In principle, the share pledge does not grant the pledgee any voting rights per se; thus, this right also remains with the shareholder. Nevertheless, contrary to the pre-emptive right of the shareholder mentioned above, the parties may enter into a voting agreement empowering the pledgee to attend the general assembly meetings and vote on behalf of the pledgor. In order to enable the pledgee to exercise voting rights, the pledgor must provide the pledgee with a separate proxy authorising the pledgee to participate in each general assembly of shareholders on its behalf. Proxies cannot be irrevocable as a matter of Turkish law. However, revocation may contractually qualify as an event of default.
Although the holder of a share pledge cannot automatically benefit from most of the shareholder rights, the holder of the usufruct right would automatically benefit from most of the shareholder rights attached to the relevant shares, including voting rights and dividends. However, like the share pledge, the usufruct right does not provide the usufruct right holder with the pre-emptive right to subscribe for new shares issued by the company. As suggested above regarding share pledge agreements, the usufruct agreement may also oblige the shareholder to prevent the dilution of the shares subject to a usufruct right.
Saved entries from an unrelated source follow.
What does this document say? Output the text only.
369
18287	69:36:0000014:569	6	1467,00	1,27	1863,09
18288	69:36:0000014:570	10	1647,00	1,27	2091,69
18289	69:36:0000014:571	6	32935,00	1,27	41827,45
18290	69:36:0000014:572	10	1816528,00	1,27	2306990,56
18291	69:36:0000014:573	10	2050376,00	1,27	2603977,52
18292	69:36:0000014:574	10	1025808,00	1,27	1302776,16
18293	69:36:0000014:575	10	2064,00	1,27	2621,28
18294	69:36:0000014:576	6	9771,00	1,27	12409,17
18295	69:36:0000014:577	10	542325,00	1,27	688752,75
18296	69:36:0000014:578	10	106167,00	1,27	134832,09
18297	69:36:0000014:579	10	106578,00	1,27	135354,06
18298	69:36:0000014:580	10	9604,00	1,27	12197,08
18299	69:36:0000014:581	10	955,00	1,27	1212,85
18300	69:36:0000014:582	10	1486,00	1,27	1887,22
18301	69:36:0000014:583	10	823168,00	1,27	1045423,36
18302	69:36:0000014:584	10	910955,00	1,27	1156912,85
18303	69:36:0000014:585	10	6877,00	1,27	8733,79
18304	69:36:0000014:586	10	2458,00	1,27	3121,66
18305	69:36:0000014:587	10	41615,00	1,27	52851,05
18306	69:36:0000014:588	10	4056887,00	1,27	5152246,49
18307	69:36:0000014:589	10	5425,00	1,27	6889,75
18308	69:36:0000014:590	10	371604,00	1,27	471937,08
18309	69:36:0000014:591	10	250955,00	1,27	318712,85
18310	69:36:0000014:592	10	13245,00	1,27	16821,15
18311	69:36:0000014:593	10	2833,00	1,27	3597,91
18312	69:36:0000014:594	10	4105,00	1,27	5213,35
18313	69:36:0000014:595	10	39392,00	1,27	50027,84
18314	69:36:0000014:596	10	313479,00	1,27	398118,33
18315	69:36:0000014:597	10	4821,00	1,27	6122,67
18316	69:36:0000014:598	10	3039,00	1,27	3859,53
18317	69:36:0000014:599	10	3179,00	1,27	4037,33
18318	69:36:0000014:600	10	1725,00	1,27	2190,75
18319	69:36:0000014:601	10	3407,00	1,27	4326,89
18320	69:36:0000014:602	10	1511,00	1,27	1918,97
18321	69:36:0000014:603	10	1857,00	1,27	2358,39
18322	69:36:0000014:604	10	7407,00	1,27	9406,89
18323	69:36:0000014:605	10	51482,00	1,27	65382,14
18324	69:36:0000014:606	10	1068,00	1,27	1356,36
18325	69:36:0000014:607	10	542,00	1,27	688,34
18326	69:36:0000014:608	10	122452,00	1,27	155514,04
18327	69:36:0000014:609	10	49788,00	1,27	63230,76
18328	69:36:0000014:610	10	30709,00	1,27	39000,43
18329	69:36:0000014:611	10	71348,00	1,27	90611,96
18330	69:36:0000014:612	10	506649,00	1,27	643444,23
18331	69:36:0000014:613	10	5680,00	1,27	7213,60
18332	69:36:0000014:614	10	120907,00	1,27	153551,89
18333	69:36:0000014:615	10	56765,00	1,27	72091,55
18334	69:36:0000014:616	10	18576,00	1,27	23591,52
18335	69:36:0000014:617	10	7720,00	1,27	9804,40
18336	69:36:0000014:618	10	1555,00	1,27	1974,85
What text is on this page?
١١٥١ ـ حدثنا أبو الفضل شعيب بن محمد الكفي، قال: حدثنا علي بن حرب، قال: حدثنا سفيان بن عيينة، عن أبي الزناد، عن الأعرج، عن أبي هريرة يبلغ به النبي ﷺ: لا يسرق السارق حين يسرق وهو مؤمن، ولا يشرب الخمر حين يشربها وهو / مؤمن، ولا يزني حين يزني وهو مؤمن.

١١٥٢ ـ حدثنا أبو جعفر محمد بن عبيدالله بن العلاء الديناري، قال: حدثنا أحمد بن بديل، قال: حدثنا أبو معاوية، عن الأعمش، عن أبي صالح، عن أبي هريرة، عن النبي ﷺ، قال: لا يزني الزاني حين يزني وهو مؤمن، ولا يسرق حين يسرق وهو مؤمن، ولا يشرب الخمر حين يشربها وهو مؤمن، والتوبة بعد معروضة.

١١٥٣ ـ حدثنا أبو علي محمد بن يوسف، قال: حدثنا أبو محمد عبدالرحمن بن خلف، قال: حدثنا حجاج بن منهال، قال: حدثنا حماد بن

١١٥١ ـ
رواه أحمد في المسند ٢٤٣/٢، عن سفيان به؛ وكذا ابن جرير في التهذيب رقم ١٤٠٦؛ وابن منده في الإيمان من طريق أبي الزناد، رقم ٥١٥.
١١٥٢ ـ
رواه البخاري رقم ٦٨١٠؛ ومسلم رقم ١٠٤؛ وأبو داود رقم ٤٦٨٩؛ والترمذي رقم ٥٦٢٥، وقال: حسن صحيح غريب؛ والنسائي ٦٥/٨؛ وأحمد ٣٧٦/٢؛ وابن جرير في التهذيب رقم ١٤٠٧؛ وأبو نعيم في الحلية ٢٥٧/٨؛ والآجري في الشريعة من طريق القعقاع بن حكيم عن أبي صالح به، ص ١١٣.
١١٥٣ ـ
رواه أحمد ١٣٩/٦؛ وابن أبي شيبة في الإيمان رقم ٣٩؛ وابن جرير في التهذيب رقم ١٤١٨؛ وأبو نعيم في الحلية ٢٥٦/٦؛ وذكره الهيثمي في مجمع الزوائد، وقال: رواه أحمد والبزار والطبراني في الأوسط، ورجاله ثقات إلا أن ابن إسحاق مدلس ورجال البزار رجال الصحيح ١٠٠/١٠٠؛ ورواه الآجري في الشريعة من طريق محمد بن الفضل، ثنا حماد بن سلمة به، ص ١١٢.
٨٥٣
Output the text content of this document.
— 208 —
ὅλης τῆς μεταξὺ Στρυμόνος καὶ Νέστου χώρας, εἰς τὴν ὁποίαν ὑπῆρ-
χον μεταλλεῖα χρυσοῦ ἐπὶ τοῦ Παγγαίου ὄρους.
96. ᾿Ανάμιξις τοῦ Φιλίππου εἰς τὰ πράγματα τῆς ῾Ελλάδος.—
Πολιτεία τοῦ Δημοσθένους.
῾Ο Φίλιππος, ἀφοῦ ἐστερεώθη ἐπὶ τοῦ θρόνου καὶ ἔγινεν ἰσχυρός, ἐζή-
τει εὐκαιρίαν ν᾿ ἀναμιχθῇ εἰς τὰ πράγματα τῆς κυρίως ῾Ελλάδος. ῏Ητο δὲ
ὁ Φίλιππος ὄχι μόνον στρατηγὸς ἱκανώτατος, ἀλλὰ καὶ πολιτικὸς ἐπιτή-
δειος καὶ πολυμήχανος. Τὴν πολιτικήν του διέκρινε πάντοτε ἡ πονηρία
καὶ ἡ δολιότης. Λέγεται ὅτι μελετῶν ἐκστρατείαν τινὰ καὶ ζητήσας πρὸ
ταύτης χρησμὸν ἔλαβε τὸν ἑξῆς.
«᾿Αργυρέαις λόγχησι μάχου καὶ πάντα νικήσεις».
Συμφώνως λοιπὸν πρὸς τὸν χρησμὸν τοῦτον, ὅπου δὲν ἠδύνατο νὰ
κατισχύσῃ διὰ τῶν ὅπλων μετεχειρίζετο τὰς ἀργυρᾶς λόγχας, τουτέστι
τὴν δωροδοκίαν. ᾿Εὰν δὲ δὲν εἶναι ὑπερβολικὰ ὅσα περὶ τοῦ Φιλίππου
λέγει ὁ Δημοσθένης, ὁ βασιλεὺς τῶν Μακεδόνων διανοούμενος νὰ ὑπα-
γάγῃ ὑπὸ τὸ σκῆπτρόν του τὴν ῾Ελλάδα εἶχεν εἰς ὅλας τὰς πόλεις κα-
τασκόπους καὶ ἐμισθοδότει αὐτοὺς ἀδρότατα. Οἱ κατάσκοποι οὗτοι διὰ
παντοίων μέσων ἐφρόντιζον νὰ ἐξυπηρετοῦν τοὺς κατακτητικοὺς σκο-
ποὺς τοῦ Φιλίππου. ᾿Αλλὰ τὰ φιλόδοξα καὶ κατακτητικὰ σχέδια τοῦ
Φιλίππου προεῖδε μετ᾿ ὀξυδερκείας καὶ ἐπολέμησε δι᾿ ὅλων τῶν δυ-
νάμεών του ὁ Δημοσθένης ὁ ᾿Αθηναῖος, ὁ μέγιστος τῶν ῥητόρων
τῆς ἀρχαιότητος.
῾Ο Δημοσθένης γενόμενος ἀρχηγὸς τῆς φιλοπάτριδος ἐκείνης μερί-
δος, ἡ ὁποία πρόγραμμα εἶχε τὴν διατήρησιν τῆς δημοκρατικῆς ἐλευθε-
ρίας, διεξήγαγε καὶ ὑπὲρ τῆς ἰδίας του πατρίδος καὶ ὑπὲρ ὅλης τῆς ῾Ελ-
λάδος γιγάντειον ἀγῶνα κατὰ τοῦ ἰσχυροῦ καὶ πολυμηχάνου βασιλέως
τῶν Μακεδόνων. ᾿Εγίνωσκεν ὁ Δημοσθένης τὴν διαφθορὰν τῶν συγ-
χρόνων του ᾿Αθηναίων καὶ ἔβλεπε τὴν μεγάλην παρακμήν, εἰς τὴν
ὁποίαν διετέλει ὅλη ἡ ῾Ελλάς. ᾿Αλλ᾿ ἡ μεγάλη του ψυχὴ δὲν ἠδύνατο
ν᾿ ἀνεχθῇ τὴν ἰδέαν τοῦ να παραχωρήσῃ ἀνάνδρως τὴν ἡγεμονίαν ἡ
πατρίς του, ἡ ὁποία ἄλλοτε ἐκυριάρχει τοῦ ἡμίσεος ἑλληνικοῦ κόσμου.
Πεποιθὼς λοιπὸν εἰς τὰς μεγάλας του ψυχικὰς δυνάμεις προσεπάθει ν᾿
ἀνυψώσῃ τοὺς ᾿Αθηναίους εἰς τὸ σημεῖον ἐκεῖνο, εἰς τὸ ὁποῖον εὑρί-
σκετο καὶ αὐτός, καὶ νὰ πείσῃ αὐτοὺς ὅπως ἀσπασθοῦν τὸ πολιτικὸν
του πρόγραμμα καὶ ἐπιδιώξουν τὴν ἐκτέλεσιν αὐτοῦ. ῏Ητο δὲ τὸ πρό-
A usufruct right is a type of easement right, which merely provides the use of rights over the shares, rather than providing a security interest over the shares. Therefore, the holder of the usufruct right is not entitled to foreclose on the shares. In order to be entitled both to exercise the shareholder rights automatically, and to foreclose on the shares in the event of the borrower's default, it may be beneficial to simultaneously establish a usufruct right and a pledge over the shares.
The use of shares of joint stock corporations is a popular means of securing debt obligations. Despite the apparently simple and straightforward approach of Turkish law on the subject, care must be taken when drafting security agreements and pledge agreements in order to appreciate the differences of the structures. An inadvertent mistake could result in the loan collateral not being worth the cost of the paper of the share certificate.